Shares in several Chinese tech firms, as well as Nvidia and AMD, fell this week as the scope of the restrictions sank in with investors. The Department of Commerce had warned Nvidia and AMD last month that they would have to halt exports of advanced AI chips to China, but the rules announced last week are far broader. The new export rules add to a bruising 18 months for China’s tech firms, after a broad government crackdown aimed at regulating the industry more tightly after years of freewheeling growth.

Being cut off from US chips could significantly slow Chinese AI projects. China’s leading domestic chipmaker, Semiconductor Manufacturing International Corporation (SMIC), produces chips that lag several generations behind those of TSMC, Samsung, and Intel.

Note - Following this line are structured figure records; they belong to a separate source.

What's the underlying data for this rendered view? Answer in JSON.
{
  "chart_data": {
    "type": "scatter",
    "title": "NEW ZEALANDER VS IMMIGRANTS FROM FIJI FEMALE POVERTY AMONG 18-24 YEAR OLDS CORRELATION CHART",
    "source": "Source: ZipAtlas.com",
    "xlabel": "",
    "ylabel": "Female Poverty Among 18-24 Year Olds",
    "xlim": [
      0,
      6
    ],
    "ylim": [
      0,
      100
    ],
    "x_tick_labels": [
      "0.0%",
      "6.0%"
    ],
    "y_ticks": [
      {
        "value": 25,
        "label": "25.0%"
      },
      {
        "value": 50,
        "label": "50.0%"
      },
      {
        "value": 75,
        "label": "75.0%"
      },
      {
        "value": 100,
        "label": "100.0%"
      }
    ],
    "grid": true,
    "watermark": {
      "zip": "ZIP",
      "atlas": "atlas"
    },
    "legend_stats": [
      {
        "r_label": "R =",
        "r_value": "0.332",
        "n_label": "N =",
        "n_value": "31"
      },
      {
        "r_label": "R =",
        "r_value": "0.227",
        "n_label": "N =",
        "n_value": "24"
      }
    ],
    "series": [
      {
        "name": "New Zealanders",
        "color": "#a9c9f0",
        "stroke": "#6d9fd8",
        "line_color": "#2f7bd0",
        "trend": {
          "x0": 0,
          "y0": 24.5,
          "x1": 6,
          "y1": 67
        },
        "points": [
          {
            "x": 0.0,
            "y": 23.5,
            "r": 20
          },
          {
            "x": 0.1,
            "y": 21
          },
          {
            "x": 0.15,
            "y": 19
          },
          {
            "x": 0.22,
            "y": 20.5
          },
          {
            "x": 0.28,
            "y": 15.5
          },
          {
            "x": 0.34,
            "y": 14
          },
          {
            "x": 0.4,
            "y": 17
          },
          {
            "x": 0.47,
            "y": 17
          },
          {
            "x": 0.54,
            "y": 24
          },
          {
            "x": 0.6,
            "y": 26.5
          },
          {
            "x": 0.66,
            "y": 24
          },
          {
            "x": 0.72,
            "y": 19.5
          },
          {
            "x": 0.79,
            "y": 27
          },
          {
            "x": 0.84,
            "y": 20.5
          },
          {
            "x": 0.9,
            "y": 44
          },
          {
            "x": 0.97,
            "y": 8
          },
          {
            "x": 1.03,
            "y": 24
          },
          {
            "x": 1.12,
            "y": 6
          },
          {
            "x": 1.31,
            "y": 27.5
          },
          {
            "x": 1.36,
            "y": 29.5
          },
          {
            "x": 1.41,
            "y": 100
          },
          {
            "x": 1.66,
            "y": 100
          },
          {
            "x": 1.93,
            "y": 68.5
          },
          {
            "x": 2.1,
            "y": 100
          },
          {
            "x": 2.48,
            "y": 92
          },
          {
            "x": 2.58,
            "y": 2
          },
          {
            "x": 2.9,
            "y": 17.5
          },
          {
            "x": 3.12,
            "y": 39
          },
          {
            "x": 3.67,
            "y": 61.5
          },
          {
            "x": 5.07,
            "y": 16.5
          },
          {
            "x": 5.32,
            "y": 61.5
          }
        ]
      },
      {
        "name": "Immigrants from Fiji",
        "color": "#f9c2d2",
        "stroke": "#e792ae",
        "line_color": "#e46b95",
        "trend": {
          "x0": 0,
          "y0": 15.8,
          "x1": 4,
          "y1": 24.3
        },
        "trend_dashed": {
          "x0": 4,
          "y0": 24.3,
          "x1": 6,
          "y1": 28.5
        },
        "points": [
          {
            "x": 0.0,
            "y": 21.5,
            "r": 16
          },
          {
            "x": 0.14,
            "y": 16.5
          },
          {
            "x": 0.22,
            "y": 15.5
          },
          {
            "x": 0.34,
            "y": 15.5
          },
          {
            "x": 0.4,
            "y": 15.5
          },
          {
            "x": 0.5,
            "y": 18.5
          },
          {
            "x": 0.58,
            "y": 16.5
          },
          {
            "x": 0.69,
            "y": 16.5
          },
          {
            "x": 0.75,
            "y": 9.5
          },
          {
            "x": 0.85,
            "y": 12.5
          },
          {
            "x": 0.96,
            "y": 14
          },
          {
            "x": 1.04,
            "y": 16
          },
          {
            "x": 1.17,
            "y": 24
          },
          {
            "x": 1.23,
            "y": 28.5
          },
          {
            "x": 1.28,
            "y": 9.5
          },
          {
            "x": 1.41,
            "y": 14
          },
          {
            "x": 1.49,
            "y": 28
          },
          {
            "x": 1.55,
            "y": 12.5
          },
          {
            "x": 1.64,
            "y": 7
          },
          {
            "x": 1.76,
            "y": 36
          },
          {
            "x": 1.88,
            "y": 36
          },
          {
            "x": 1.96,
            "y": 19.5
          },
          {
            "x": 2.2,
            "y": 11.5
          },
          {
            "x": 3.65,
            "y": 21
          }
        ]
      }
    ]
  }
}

SMIC is currently manufacturing chips in what the industry calls the 14-nanometer generation of chip making processes, a reference to how densely components can be packed onto a chip. TSMC and Samsung, meanwhile, have moved to more advanced 5-nanometer and 3-nanometer processes. SMIC recently claimed that it can produce 7-nanometer chips, albeit at low volume.

The capacity of any Chinese company to keep pace with advances in chip manufacturing is limited by its lack of access to the extreme ultraviolet lithography machines needed to make chips with components smaller than those of the 7-nanometer generation. The sole manufacturer, ASML in the Netherlands, has blocked exports to China at the request of the US government.